Azure Cosmos DB Gremlin graph support and compatibility with TinkerPop features

APPLIES TO: Gremlin API

Azure Cosmos DB supports Apache Tinkerpop's graph traversal language, known as Gremlin. You can use the Gremlin language to create graph entities (vertices and edges), modify properties within those entities, perform queries and traversals, and delete entities.

Azure Cosmos DB Graph engine closely follows Apache TinkerPop traversal steps specification but there are differences in the implementation that are specific for Azure Cosmos DB. In this article, we provide a quick walkthrough of Gremlin and enumerate the Gremlin features that are supported by the Gremlin API.

Compatible client libraries

The following table shows popular Gremlin drivers that you can use against Azure Cosmos DB:

Download Source Getting Started Supported connector version
.NET Gremlin.NET on GitHub Create Graph using .NET 3.4.6
Java Gremlin JavaDoc Create Graph using Java 3.2.0+
Node.js Gremlin-JavaScript on GitHub Create Graph using Node.js 3.3.4+
Python Gremlin-Python on GitHub Create Graph using Python 3.2.7
PHP Gremlin-PHP on GitHub Create Graph using PHP 3.1.0
Go Lang Go Lang This library is built by external contributors.
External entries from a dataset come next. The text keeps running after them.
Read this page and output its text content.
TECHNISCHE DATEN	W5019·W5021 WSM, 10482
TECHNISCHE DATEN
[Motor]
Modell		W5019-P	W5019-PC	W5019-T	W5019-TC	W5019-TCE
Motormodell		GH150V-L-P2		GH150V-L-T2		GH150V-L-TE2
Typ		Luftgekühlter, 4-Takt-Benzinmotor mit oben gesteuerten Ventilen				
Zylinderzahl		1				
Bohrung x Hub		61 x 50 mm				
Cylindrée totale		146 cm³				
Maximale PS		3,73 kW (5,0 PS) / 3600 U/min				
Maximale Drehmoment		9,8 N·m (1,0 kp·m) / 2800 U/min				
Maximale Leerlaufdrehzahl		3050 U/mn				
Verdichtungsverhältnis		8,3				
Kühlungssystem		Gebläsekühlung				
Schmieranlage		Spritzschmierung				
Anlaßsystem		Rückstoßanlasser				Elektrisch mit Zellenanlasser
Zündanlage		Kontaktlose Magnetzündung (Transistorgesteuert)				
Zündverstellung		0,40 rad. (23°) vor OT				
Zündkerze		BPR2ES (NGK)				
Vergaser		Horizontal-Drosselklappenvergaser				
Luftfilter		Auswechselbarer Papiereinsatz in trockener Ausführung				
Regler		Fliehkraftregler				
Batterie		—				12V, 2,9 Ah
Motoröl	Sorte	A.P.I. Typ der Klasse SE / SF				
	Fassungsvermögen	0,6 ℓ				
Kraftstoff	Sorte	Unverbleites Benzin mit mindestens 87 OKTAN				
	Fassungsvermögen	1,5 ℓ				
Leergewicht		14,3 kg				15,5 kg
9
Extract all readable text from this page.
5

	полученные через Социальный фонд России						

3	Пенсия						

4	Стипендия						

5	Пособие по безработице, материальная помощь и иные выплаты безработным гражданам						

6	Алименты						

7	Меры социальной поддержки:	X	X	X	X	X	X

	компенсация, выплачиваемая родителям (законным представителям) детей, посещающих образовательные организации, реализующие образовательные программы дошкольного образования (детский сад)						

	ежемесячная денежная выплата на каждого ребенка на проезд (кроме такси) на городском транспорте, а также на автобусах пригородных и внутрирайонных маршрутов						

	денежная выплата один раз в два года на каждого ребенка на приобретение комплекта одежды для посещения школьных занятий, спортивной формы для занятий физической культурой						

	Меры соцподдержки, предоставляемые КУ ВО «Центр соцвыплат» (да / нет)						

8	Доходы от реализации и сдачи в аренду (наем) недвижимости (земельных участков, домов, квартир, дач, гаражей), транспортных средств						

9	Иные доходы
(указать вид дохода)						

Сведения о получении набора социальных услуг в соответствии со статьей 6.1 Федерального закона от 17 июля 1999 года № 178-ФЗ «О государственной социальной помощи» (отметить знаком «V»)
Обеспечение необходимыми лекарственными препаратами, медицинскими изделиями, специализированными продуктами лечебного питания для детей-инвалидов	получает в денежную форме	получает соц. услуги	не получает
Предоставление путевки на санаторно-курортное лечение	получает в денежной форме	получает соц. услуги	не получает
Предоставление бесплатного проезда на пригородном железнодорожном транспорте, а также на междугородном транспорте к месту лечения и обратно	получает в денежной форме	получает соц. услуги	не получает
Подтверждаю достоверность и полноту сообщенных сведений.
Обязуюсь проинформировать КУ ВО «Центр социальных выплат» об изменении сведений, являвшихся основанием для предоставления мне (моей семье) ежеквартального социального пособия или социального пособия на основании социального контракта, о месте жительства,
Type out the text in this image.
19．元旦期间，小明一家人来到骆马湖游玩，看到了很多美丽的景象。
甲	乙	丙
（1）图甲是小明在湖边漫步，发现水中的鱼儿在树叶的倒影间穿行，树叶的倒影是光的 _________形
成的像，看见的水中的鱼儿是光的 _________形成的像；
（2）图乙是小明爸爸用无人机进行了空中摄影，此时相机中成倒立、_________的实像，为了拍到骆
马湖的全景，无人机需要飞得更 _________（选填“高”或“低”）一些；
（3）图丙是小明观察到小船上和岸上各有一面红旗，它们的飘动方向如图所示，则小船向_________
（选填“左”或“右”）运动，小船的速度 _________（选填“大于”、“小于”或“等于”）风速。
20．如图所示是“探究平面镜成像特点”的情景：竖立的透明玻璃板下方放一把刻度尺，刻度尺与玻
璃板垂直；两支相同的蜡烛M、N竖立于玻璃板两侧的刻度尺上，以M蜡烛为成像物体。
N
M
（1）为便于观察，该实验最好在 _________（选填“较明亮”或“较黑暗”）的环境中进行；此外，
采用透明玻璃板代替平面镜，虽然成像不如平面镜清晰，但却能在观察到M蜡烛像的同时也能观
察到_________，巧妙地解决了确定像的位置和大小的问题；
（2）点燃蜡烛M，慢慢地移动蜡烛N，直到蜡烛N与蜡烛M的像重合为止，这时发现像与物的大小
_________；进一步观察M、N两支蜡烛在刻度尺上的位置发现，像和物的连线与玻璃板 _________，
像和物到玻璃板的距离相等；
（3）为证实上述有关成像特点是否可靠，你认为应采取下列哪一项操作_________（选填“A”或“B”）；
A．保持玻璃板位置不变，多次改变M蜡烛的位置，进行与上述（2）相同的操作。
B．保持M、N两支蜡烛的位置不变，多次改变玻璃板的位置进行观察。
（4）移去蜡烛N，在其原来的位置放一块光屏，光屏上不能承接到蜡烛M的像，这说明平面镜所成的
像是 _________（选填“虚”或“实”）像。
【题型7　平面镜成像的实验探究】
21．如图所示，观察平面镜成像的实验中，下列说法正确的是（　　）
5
The Azure Cosmos DB team doesn't offer any support or maintain the library.
Gremlin console TinkerPop docs Create Graph using Gremlin Console 3.2.0 +

Supported Graph Objects

TinkerPop is a standard that covers a wide range of graph technologies. Therefore, it has standard terminology to describe what features are provided by a graph provider. Azure Cosmos DB provides a persistent, high concurrency, writeable graph database that can be partitioned across multiple servers or clusters.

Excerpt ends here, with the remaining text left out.